И опять музыка, музыка, музыка, - вальс, чардаш, аргентинское танго.

Разъезд по утру, навстречу возы с салатом, свёклой, спаржей, морковью, кудрявыми артишоками, со всякой всячиной, свежей зеленью, пахнущей землёй и водою.

А когда солнце уже высоко в зените, где-то что-то начинают соображать.

Сарданапал в конюшне. Бал кончился. Выстрелом в упор убит Жорес.

***

В Томилине, под Москвой, на даче Осипа Андреевича Правдина, тишь да гладь, да Божья благодать.

В аллеях гравий, камешек к камешку, от гвоздик и левкоев, от штамбовых роз чудесный, одуряющий запах.
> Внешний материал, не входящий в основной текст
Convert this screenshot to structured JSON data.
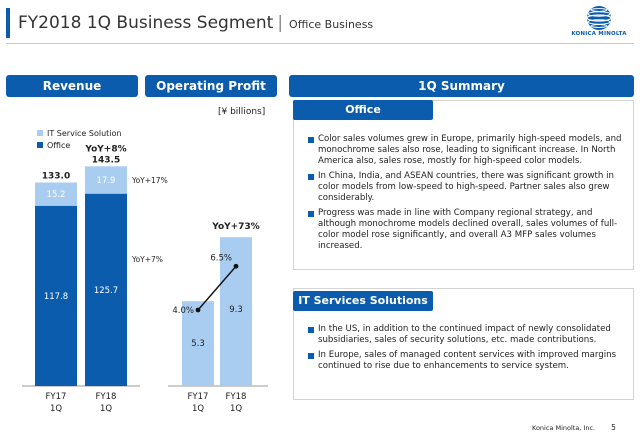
{
  "header": {
    "title": "FY2018 1Q Business Segment",
    "separator": "|",
    "subtitle": "Office Business"
  },
  "logo": {
    "text": "KONICA MINOLTA"
  },
  "panels": {
    "revenue": "Revenue",
    "operating_profit": "Operating Profit",
    "summary": "1Q Summary"
  },
  "unit_label": "[¥ billions]",
  "legend": {
    "items": [
      {
        "label": "IT Service Solution",
        "color": "#a9cdf0"
      },
      {
        "label": "Office",
        "color": "#0b5cad"
      }
    ]
  },
  "chart_data": [
    {
      "type": "bar",
      "title": "Revenue",
      "categories": [
        "FY17\n1Q",
        "FY18\n1Q"
      ],
      "series": [
        {
          "name": "Office",
          "values": [
            117.8,
            125.7
          ],
          "color": "#0b5cad"
        },
        {
          "name": "IT Service Solution",
          "values": [
            15.2,
            17.9
          ],
          "color": "#a9cdf0"
        }
      ],
      "totals": [
        133.0,
        143.5
      ],
      "total_labels": [
        "133.0",
        "143.5"
      ],
      "data_labels": [
        [
          "117.8",
          "125.7"
        ],
        [
          "15.2",
          "17.9"
        ]
      ],
      "annotations": {
        "total_yoy": "YoY+8%",
        "it_yoy": "YoY+17%",
        "office_yoy": "YoY+7%"
      },
      "ylim": [
        0,
        150
      ]
    },
    {
      "type": "bar",
      "title": "Operating Profit",
      "categories": [
        "FY17\n1Q",
        "FY18\n1Q"
      ],
      "values": [
        5.3,
        9.3
      ],
      "value_labels": [
        "5.3",
        "9.3"
      ],
      "color": "#a9cdf0",
      "margin_line": {
        "values": [
          4.0,
          6.5
        ],
        "labels": [
          "4.0%",
          "6.5%"
        ],
        "ylim": [
          0,
          10
        ]
      },
      "annotations": {
        "yoy": "YoY+73%"
      },
      "ylim": [
        0,
        11.7
      ]
    }
  ],
  "summary": {
    "office": {
      "title": "Office",
      "bullets": [
        "Color sales volumes grew in Europe, primarily high-speed models, and monochrome sales also rose, leading to significant increase. In North America also, sales rose, mostly for high-speed color models.",
        "In China, India, and ASEAN countries, there was significant growth in color models from low-speed to high-speed. Partner sales also grew considerably.",
        "Progress was made in line with Company regional strategy, and although monochrome models declined overall, sales volumes of full-color model rose significantly, and overall A3 MFP sales volumes increased."
      ]
    },
    "it_services": {
      "title": "IT Services Solutions",
      "bullets": [
        "In the US, in addition to the continued impact of newly consolidated subsidiaries, sales of security solutions, etc. made contributions.",
        "In Europe, sales of managed content services with improved margins continued to rise due to enhancements to service system."
      ]
    }
  },
  "footer": {
    "company": "Konica Minolta, Inc.",
    "page": "5"
  }
}
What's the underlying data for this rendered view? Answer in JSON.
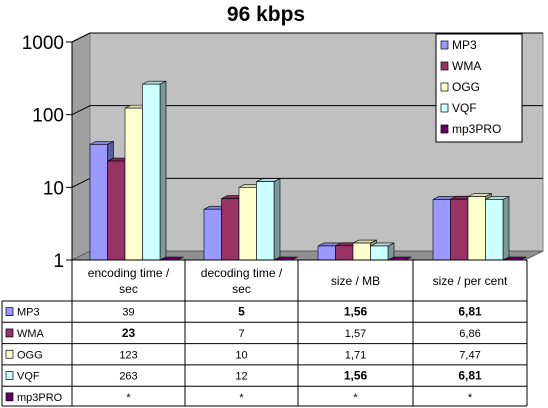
{
  "chart_data": {
    "type": "bar",
    "title": "96 kbps",
    "y_scale": "log",
    "ylim": [
      1,
      1000
    ],
    "y_ticks": [
      "1",
      "10",
      "100",
      "1000"
    ],
    "grid": true,
    "legend_position": "top-right",
    "categories": [
      "encoding time / sec",
      "decoding time / sec",
      "size / MB",
      "size / per cent"
    ],
    "series": [
      {
        "name": "MP3",
        "color": "#9999ff",
        "values": [
          39,
          5,
          1.56,
          6.81
        ],
        "labels": [
          "39",
          "5",
          "1,56",
          "6,81"
        ],
        "bold": [
          false,
          true,
          true,
          true
        ]
      },
      {
        "name": "WMA",
        "color": "#993366",
        "values": [
          23,
          7,
          1.57,
          6.86
        ],
        "labels": [
          "23",
          "7",
          "1,57",
          "6,86"
        ],
        "bold": [
          true,
          false,
          false,
          false
        ]
      },
      {
        "name": "OGG",
        "color": "#ffffcc",
        "values": [
          123,
          10,
          1.71,
          7.47
        ],
        "labels": [
          "123",
          "10",
          "1,71",
          "7,47"
        ],
        "bold": [
          false,
          false,
          false,
          false
        ]
      },
      {
        "name": "VQF",
        "color": "#ccffff",
        "values": [
          263,
          12,
          1.56,
          6.81
        ],
        "labels": [
          "263",
          "12",
          "1,56",
          "6,81"
        ],
        "bold": [
          false,
          false,
          true,
          true
        ]
      },
      {
        "name": "mp3PRO",
        "color": "#660066",
        "values": [
          null,
          null,
          null,
          null
        ],
        "labels": [
          "*",
          "*",
          "*",
          "*"
        ],
        "bold": [
          false,
          false,
          false,
          false
        ]
      }
    ]
  }
}
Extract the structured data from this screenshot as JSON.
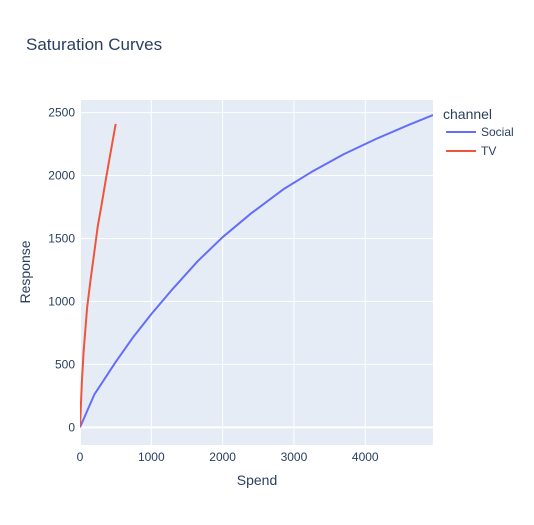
{
  "chart_data": {
    "type": "line",
    "title": "Saturation Curves",
    "xlabel": "Spend",
    "ylabel": "Response",
    "xlim": [
      0,
      4950
    ],
    "ylim": [
      -140,
      2600
    ],
    "xticks": [
      0,
      1000,
      2000,
      3000,
      4000
    ],
    "yticks": [
      0,
      500,
      1000,
      1500,
      2000,
      2500
    ],
    "grid": true,
    "legend": {
      "title": "channel",
      "placement": "top-right, outside plot"
    },
    "series": [
      {
        "name": "Social",
        "color": "#636efa",
        "x": [
          0,
          200,
          500,
          750,
          1000,
          1300,
          1650,
          2000,
          2400,
          2850,
          3250,
          3700,
          4150,
          4600,
          4950
        ],
        "y": [
          0,
          260,
          520,
          720,
          900,
          1100,
          1320,
          1510,
          1700,
          1890,
          2030,
          2170,
          2290,
          2400,
          2480
        ]
      },
      {
        "name": "TV",
        "color": "#ef553b",
        "x": [
          0,
          25,
          50,
          100,
          150,
          200,
          250,
          300,
          350,
          400,
          450,
          500
        ],
        "y": [
          0,
          350,
          600,
          950,
          1180,
          1390,
          1600,
          1760,
          1930,
          2090,
          2250,
          2410
        ]
      }
    ]
  }
}
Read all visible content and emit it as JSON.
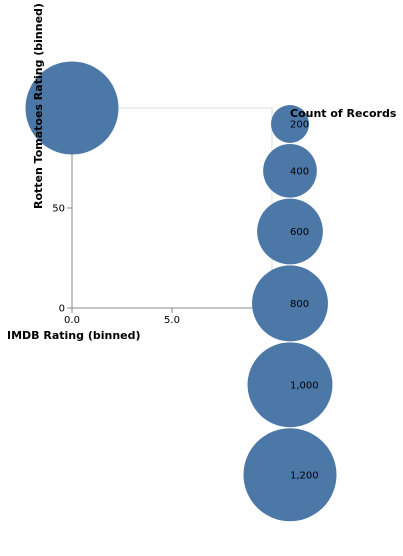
{
  "chart_data": {
    "type": "scatter",
    "title": "",
    "xlabel": "IMDB Rating (binned)",
    "ylabel": "Rotten Tomatoes Rating (binned)",
    "xlim": [
      0,
      10
    ],
    "ylim": [
      0,
      100
    ],
    "x_ticks": [
      "0.0",
      "5.0"
    ],
    "y_ticks": [
      "0",
      "50"
    ],
    "grid": false,
    "size_field": "Count of Records",
    "points": [
      {
        "x": 0,
        "y": 100,
        "count": 1200
      }
    ],
    "legend": {
      "title": "Count of Records",
      "placement": "right",
      "entries": [
        {
          "label": "200",
          "value": 200
        },
        {
          "label": "400",
          "value": 400
        },
        {
          "label": "600",
          "value": 600
        },
        {
          "label": "800",
          "value": 800
        },
        {
          "label": "1,000",
          "value": 1000
        },
        {
          "label": "1,200",
          "value": 1200
        }
      ]
    },
    "colors": {
      "mark": "#4c78a8",
      "axis": "#888888",
      "frame": "#dddddd"
    }
  }
}
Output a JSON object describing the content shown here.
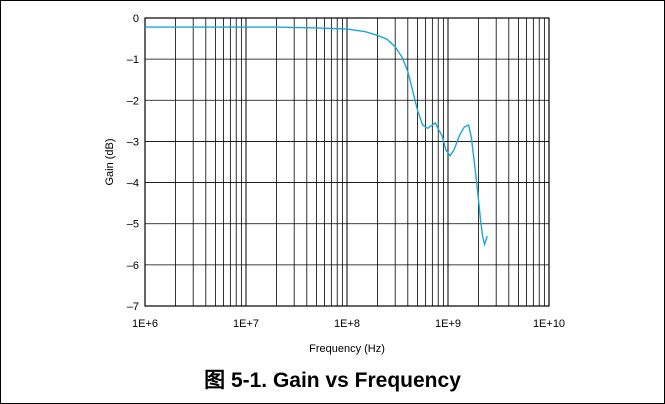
{
  "caption": "图 5-1. Gain vs Frequency",
  "colors": {
    "series": "#1aa7d8",
    "grid": "#000000"
  },
  "chart_data": {
    "type": "line",
    "title": "",
    "xlabel": "Frequency (Hz)",
    "ylabel": "Gain (dB)",
    "x_scale": "log",
    "xlim": [
      1000000,
      10000000000
    ],
    "ylim": [
      -7,
      0
    ],
    "x_ticks": [
      {
        "value": 1000000,
        "label": "1E+6"
      },
      {
        "value": 10000000,
        "label": "1E+7"
      },
      {
        "value": 100000000,
        "label": "1E+8"
      },
      {
        "value": 1000000000,
        "label": "1E+9"
      },
      {
        "value": 10000000000,
        "label": "1E+10"
      }
    ],
    "y_ticks": [
      {
        "value": 0,
        "label": "0"
      },
      {
        "value": -1,
        "label": "–1"
      },
      {
        "value": -2,
        "label": "–2"
      },
      {
        "value": -3,
        "label": "–3"
      },
      {
        "value": -4,
        "label": "–4"
      },
      {
        "value": -5,
        "label": "–5"
      },
      {
        "value": -6,
        "label": "–6"
      },
      {
        "value": -7,
        "label": "–7"
      }
    ],
    "grid": true,
    "series": [
      {
        "values": [
          [
            1000000,
            -0.22
          ],
          [
            10000000,
            -0.22
          ],
          [
            20000000,
            -0.22
          ],
          [
            50000000,
            -0.24
          ],
          [
            100000000,
            -0.27
          ],
          [
            150000000,
            -0.33
          ],
          [
            200000000,
            -0.42
          ],
          [
            250000000,
            -0.52
          ],
          [
            300000000,
            -0.7
          ],
          [
            350000000,
            -0.95
          ],
          [
            400000000,
            -1.3
          ],
          [
            450000000,
            -1.8
          ],
          [
            500000000,
            -2.25
          ],
          [
            560000000,
            -2.6
          ],
          [
            630000000,
            -2.68
          ],
          [
            700000000,
            -2.6
          ],
          [
            750000000,
            -2.55
          ],
          [
            800000000,
            -2.7
          ],
          [
            870000000,
            -2.85
          ],
          [
            950000000,
            -3.2
          ],
          [
            1050000000,
            -3.35
          ],
          [
            1150000000,
            -3.2
          ],
          [
            1300000000,
            -2.85
          ],
          [
            1450000000,
            -2.65
          ],
          [
            1600000000,
            -2.6
          ],
          [
            1700000000,
            -2.9
          ],
          [
            1800000000,
            -3.4
          ],
          [
            1900000000,
            -3.9
          ],
          [
            2000000000,
            -4.4
          ],
          [
            2100000000,
            -4.9
          ],
          [
            2200000000,
            -5.3
          ],
          [
            2300000000,
            -5.5
          ],
          [
            2450000000,
            -5.3
          ]
        ]
      }
    ]
  }
}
Клумбы, грядки, боскеты, площадка для тенниса, в саду скамейки под высокими соснами, на террасе, на круглом столе, на белоснежной скатерти, чего только не наставлено! Сайки, булки, бублички с маком, пончики, цельное молоко в глиняных кувшинах, сметана, сливки, варенье разное, а посредине блеском сверкающий медный самовар с камфоркой, фабрики братьев Баташёвых в Туле.

И всё это - и сосны, и розы, и сад, и самовар, и майоликовый фонтан с золотыми рыбками, - все залито высоким, утренним, июльским солнцем, пронизано голубизной, тишиной, блаженством, светом.

- Вот я с малинкой, с малинкой пришёл... Ягода-малина, земляника свежая! чётким тенорком расхваливает товар парень за калиткой.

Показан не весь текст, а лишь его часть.